The dollar fell 0.66 per cent to 73.87 US cents as the greenback firmed.

Commodities

A surge in yields and a strengthening greenback helped drive gold to its heaviest loss in roughly a month. Gold for December delivery settled US$35.20 or 1.9 per cent lower at US$1,798.50 an ounce.

Iron ore rebounded as Chinese buyers took advantage of the lowest prices in seven months. The spot price for ore landed at Tianjin rallied US$6.35 or 4.8 per cent to US$137.85 a tonne, recouping around half of Monday’s decline.

BHP‘s US-listed stock shed 1.68 per cent and its UK-listed stock 0.31 per cent. Rio Tinto lost 1.73 per cent in the US despite a 0.43 per cent bounce in the UK.

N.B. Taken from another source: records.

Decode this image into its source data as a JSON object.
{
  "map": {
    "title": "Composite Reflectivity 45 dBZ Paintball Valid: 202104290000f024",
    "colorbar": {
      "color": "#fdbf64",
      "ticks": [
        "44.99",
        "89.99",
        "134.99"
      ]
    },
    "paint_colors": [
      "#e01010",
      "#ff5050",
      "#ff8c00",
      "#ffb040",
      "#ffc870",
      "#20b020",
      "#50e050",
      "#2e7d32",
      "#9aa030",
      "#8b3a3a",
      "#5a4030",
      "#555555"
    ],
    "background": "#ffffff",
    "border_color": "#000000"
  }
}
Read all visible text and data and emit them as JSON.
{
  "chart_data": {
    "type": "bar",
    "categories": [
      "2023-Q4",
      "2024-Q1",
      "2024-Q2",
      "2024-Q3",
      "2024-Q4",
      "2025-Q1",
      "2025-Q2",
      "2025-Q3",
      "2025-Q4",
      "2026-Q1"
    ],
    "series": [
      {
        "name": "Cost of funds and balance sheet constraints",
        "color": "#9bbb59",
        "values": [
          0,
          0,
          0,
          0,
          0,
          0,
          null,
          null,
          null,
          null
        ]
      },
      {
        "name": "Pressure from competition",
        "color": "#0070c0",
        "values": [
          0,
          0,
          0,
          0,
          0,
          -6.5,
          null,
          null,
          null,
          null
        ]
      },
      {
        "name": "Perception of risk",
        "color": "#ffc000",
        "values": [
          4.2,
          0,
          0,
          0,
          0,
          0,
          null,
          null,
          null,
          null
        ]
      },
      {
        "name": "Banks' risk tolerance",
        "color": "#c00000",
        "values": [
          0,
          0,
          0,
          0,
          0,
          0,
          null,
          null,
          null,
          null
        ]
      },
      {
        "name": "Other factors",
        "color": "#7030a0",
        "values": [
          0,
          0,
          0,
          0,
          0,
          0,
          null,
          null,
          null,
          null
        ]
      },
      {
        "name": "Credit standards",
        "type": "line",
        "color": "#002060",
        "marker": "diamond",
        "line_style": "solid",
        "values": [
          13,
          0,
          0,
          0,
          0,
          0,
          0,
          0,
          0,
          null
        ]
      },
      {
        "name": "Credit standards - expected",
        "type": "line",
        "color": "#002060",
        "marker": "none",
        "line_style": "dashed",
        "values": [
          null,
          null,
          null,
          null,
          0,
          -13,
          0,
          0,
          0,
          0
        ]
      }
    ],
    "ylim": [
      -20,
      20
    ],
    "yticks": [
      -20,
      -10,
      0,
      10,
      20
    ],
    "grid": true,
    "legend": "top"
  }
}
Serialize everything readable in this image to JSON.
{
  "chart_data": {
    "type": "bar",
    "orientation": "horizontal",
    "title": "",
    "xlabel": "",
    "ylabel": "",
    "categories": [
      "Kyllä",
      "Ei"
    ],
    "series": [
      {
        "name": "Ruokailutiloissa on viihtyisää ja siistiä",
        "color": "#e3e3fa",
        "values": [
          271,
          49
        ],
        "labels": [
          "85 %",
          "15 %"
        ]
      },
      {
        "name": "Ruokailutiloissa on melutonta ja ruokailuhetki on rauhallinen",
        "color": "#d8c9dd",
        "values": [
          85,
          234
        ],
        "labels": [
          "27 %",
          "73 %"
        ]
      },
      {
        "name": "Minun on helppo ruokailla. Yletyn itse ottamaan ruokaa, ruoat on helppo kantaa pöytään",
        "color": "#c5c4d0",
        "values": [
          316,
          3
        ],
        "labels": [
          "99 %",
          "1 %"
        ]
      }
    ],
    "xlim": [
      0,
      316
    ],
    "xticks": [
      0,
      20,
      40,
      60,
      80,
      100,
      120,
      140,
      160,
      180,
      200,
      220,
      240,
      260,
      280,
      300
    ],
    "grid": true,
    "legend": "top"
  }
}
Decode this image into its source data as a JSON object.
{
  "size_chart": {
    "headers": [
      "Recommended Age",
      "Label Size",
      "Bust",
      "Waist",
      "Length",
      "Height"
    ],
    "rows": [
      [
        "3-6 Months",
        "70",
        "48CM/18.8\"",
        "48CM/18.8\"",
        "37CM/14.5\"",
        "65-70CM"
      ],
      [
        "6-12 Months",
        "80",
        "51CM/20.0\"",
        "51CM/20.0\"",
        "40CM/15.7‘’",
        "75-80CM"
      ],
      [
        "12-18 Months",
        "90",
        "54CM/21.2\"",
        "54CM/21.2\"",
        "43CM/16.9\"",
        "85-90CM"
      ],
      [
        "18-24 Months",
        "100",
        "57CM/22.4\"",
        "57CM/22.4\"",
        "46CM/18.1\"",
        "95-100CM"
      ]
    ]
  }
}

Oil added to Monday’s decline, which followed reports Saudi Arabia reduced crude prices for Asian customers. Brent crude settled 53 US cents or 0.7 per cent weaker at US$71.69 a barrel.

Aluminium surrendered ten-year highs as a stronger US dollar weighed on industrial metals. Benchmark aluminium on the London Metal Exchange eased 0.7 per cent to US$2,738.20 a tonne. Copper dropped 1.2 per cent, nickel 0.8 per cent, lead 0.8 per cent and tin 2.5 per cent. Zinc rose 1.2 per cent.